Apa sebenarnya LFP dan bagaimana potensi yang Indonesia miliki
Dilansir dari CNN Business, Baterai LFP, atau yang dikenal sebagai baterai lithium iron phosphate, adalah jenis baterai litium-ion yang menggunakan besi fosfat sebagai material katoda. Baterai LFP dikenal karena kepadatan energinya yang tinggi, umur panjang, dan kinerja baik pada suhu tinggi.
Lithium iron phosphate (LiFePO4) dan baterai litium-ion umumnya digunakan dalam kendaraan listrik. Di sisi lain, baterai litium-ion adalah jenis yang dapat diisi ulang sehingga banyak digunakan dalam kendaraan listrik (EV).
LFP lebih diminati dalam EV karena kepadatan energinya yang tinggi, yang memungkinkan LFP menyimpan sejumlah besar energi dalam paket yang relatif kecil dan ringan. Hal ini membuatnya pilihan yang efisien dan praktis untuk memberdayakan EV, yang perlu mampu melakukan perjalanan jarak jauh dengan sekali pengisian.
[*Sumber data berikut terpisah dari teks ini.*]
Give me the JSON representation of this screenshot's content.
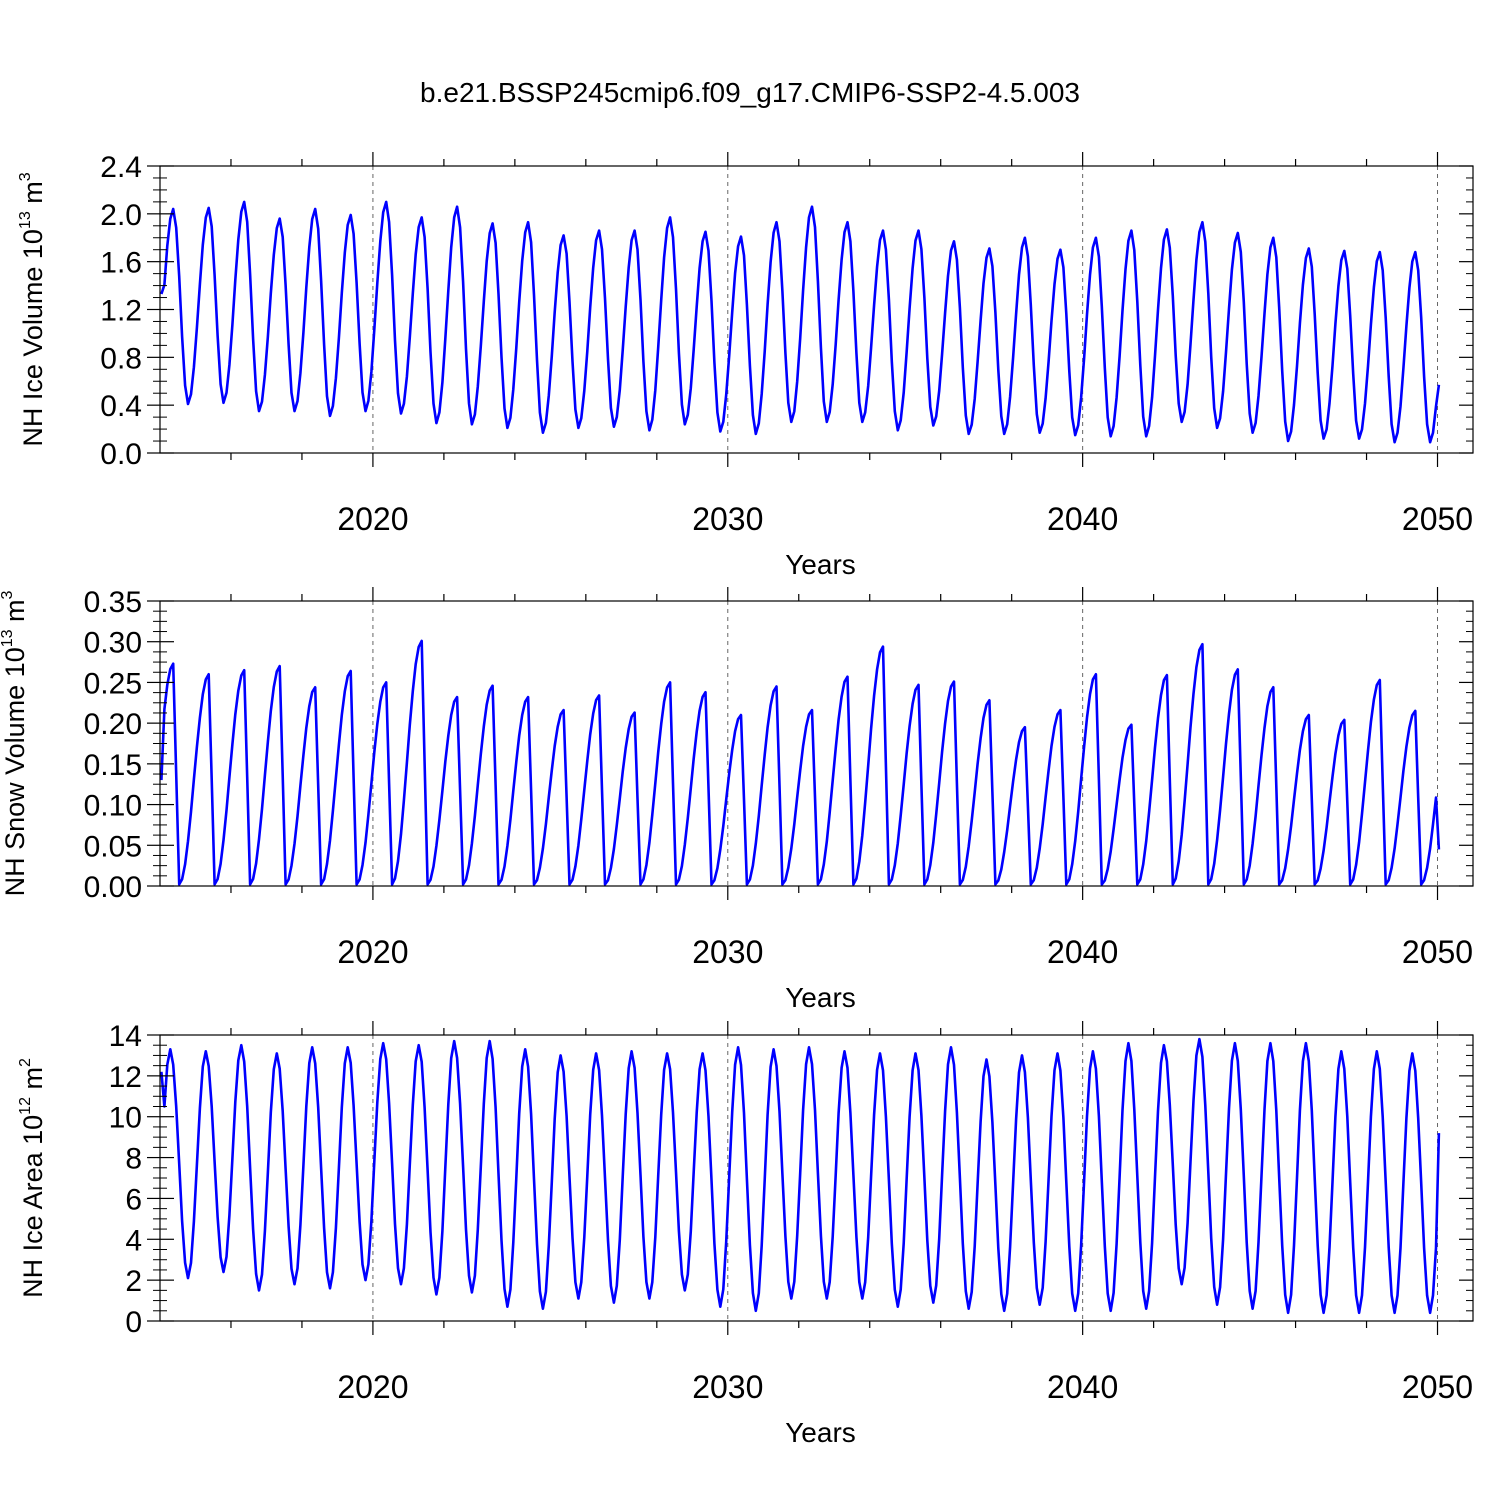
{
  "figure_title": "b.e21.BSSP245cmip6.f09_g17.CMIP6-SSP2-4.5.003",
  "chart_data": [
    {
      "type": "line",
      "ylabel": "NH Ice Volume 10",
      "ylabel_exp": "13",
      "ylabel_unit": " m",
      "ylabel_unit_exp": "3",
      "xlabel": "Years",
      "xlim": [
        2014.0,
        2051.0
      ],
      "ylim": [
        0.0,
        2.4
      ],
      "xticks": [
        2020,
        2030,
        2040,
        2050
      ],
      "xtick_labels": [
        "2020",
        "2030",
        "2040",
        "2050"
      ],
      "yticks": [
        0.0,
        0.4,
        0.8,
        1.2,
        1.6,
        2.0,
        2.4
      ],
      "ytick_labels": [
        "0.0",
        "0.4",
        "0.8",
        "1.2",
        "1.6",
        "2.0",
        "2.4"
      ],
      "x_start": 2014.04,
      "x_end": 2050.04,
      "peak_month": 4,
      "trough_month": 9,
      "start_value": 1.33,
      "end_value": 0.57,
      "annual_max": [
        2.04,
        2.05,
        2.1,
        1.96,
        2.04,
        1.99,
        2.1,
        1.97,
        2.06,
        1.92,
        1.93,
        1.82,
        1.86,
        1.86,
        1.97,
        1.85,
        1.81,
        1.93,
        2.06,
        1.93,
        1.86,
        1.86,
        1.77,
        1.71,
        1.8,
        1.7,
        1.8,
        1.86,
        1.87,
        1.93,
        1.84,
        1.8,
        1.71,
        1.69,
        1.68,
        1.68
      ],
      "annual_min": [
        0.41,
        0.42,
        0.35,
        0.35,
        0.31,
        0.35,
        0.33,
        0.25,
        0.24,
        0.21,
        0.17,
        0.21,
        0.22,
        0.19,
        0.24,
        0.18,
        0.16,
        0.26,
        0.26,
        0.26,
        0.19,
        0.23,
        0.16,
        0.16,
        0.17,
        0.15,
        0.14,
        0.14,
        0.26,
        0.21,
        0.17,
        0.1,
        0.12,
        0.12,
        0.09,
        0.09
      ]
    },
    {
      "type": "line",
      "ylabel": "NH Snow Volume 10",
      "ylabel_exp": "13",
      "ylabel_unit": " m",
      "ylabel_unit_exp": "3",
      "xlabel": "Years",
      "xlim": [
        2014.0,
        2051.0
      ],
      "ylim": [
        0.0,
        0.35
      ],
      "xticks": [
        2020,
        2030,
        2040,
        2050
      ],
      "xtick_labels": [
        "2020",
        "2030",
        "2040",
        "2050"
      ],
      "yticks": [
        0.0,
        0.05,
        0.1,
        0.15,
        0.2,
        0.25,
        0.3,
        0.35
      ],
      "ytick_labels": [
        "0.00",
        "0.05",
        "0.10",
        "0.15",
        "0.20",
        "0.25",
        "0.30",
        "0.35"
      ],
      "x_start": 2014.04,
      "x_end": 2050.04,
      "peak_month": 4,
      "trough_month": 6,
      "start_value": 0.13,
      "end_value": 0.045,
      "annual_max": [
        0.273,
        0.26,
        0.265,
        0.27,
        0.244,
        0.264,
        0.25,
        0.301,
        0.232,
        0.246,
        0.232,
        0.216,
        0.234,
        0.213,
        0.25,
        0.238,
        0.21,
        0.245,
        0.216,
        0.257,
        0.294,
        0.247,
        0.251,
        0.228,
        0.195,
        0.216,
        0.26,
        0.198,
        0.259,
        0.297,
        0.266,
        0.244,
        0.21,
        0.204,
        0.253,
        0.215
      ],
      "annual_min": [
        0.002,
        0.002,
        0.002,
        0.002,
        0.002,
        0.002,
        0.002,
        0.002,
        0.002,
        0.002,
        0.002,
        0.002,
        0.002,
        0.002,
        0.002,
        0.002,
        0.002,
        0.002,
        0.002,
        0.002,
        0.002,
        0.002,
        0.002,
        0.002,
        0.002,
        0.002,
        0.002,
        0.002,
        0.002,
        0.002,
        0.002,
        0.002,
        0.002,
        0.002,
        0.002,
        0.002
      ]
    },
    {
      "type": "line",
      "ylabel": "NH Ice Area 10",
      "ylabel_exp": "12",
      "ylabel_unit": " m",
      "ylabel_unit_exp": "2",
      "xlabel": "Years",
      "xlim": [
        2014.0,
        2051.0
      ],
      "ylim": [
        0,
        14
      ],
      "xticks": [
        2020,
        2030,
        2040,
        2050
      ],
      "xtick_labels": [
        "2020",
        "2030",
        "2040",
        "2050"
      ],
      "yticks": [
        0,
        2,
        4,
        6,
        8,
        10,
        12,
        14
      ],
      "ytick_labels": [
        "0",
        "2",
        "4",
        "6",
        "8",
        "10",
        "12",
        "14"
      ],
      "x_start": 2014.04,
      "x_end": 2050.04,
      "peak_month": 3,
      "trough_month": 9,
      "start_value": 12.2,
      "end_value": 9.2,
      "annual_max": [
        13.3,
        13.2,
        13.5,
        13.1,
        13.4,
        13.4,
        13.6,
        13.5,
        13.7,
        13.7,
        13.3,
        13.0,
        13.1,
        13.2,
        13.1,
        13.1,
        13.4,
        13.3,
        13.4,
        13.2,
        13.1,
        13.1,
        13.4,
        12.8,
        13.0,
        13.1,
        13.2,
        13.6,
        13.5,
        13.8,
        13.6,
        13.6,
        13.6,
        13.2,
        13.2,
        13.1
      ],
      "annual_min": [
        2.1,
        2.4,
        1.5,
        1.8,
        1.6,
        2.0,
        1.8,
        1.3,
        1.4,
        0.7,
        0.6,
        1.1,
        0.9,
        1.1,
        1.5,
        0.7,
        0.5,
        1.1,
        1.1,
        1.1,
        0.7,
        0.9,
        0.6,
        0.5,
        0.8,
        0.5,
        0.5,
        0.6,
        1.8,
        0.8,
        0.6,
        0.4,
        0.4,
        0.4,
        0.4,
        0.4
      ]
    }
  ]
}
Baterai LFP, yang pertama kali muncul pada tahun 1997 dari lab profesor John Goodenough dari University of Texas, awalnya menghadapi tantangan karena kepadatan energi yang lebih rendah dibandingkan dengan baterai litium-ion, yang menjadi standar di Amerika.
Produsen mobil Amerika, yang memprioritaskan jarak tempuh EV, sebagian besar menghindari LFP demi baterai litium-ion yang memerlukan logam langka dan kontroversial seperti kobalt dan nikel. Sebaliknya, produsen mobil China memilih menggunakan teknologi LFP untuk kendaraan jarak pendek. Saat ini, 44 persen kendaraan listrik yang dijual di China menggunakan baterai LFP, dibandingkan dengan 6 persen di Eropa dan 3 persen di AS dan Kanada.
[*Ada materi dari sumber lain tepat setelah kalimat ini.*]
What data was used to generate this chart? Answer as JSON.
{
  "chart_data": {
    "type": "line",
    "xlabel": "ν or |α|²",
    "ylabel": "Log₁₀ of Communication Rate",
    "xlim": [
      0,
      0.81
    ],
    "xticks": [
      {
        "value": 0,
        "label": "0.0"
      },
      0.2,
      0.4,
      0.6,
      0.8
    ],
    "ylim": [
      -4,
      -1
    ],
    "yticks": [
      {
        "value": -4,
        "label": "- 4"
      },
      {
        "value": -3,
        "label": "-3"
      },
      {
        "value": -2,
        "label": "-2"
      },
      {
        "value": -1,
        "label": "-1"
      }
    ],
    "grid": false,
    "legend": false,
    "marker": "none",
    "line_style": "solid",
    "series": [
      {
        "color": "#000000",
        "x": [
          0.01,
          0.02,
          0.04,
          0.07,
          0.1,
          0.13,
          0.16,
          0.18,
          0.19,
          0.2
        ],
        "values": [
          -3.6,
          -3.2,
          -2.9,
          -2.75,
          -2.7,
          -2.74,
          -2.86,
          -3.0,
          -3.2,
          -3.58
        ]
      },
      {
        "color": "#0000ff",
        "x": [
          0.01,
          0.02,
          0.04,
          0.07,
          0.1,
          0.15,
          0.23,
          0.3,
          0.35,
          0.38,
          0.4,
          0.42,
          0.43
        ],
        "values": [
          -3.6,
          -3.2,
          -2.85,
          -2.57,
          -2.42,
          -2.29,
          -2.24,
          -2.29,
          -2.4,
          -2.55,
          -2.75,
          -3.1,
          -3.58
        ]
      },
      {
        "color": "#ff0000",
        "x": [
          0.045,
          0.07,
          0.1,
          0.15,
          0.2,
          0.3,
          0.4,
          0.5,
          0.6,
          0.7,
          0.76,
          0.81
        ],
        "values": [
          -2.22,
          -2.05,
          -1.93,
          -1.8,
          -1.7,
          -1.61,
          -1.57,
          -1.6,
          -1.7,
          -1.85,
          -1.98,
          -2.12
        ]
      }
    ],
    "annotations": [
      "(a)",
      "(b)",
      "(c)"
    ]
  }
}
Kemajuan dalam teknologi baterai LFP telah meningkatkan jangkauannya, menjadikannya lebih kompetitif. Tesla, khususnya, telah mengadopsi baterai LFP dalam sebagian besar kendaraan jarak tempuh standarnya, memberikan jangkauan yang sebanding dengan kendaraan yang menggunakan baterai litium-ion berbasis nikel dan kobalt.
Selain keuntungan menghindari proses ekstraksi kobalt dan nikel yang kontroversial, baterai LFP menawarkan manfaat stabilitas dan keamanan. Mereka lebih tidak mungkin terbakar, memungkinkan pengurangan tindakan keamanan.
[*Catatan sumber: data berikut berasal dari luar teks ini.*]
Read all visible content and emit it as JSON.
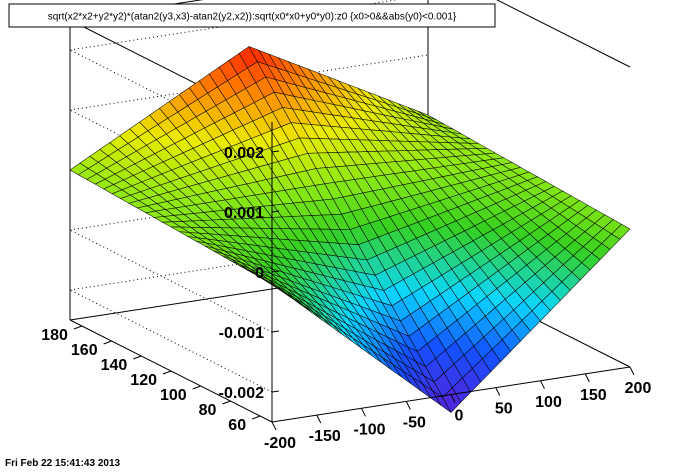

LFP juga memiliki siklus hidup yang lebih panjang dan dapat diisi hingga 100% secara teratur tanpa dampak signifikan pada umur baterai. Selain itu, mereka memiliki emisi gas rumah kaca 20 persen lebih sedikit per unit energi dibandingkan baterai nikel dan kobalt.
Meskipun tetap mendapat tentangan dari pemerhati lingkungan, beberapa produsen mobil selain Tesla, seperti Rivian, VW, dan Ford, menyatakan minat mereka pada teknologi LFP. Sambil mengakui potensi manfaat, para pemangku kepentingan mempertimbangkan implikasi peningkatan ketergantungan pada pemasok China dan tantangan potensial dalam daur ulang saat industri otomotif menjelajahi alternatif untuk baterai litium-ion tradisional.
Dikutip dari Koran Tempo, Staf Khusus Menteri Energi dan Sumber Daya Mineral Bidang Tata Kelola dan Mineral Batu Bara Irwandy Arif,mengatakan, Indonesia memiliki cadangan nikel terbesar di dunia. Oleh karena itu, Indonesia sangat berpotensi menjadi penghasil baterai listrik dunia
“Yakni 22 persen di dunia," kata Irwandy saat membuka acara Electic Vehicle (EV) & Battery Conference 2023 mewakili Menteri ESDM Arifin Tasrif, di Hotel Borobudur Jakarta, pada Selasa, 21 November 2023.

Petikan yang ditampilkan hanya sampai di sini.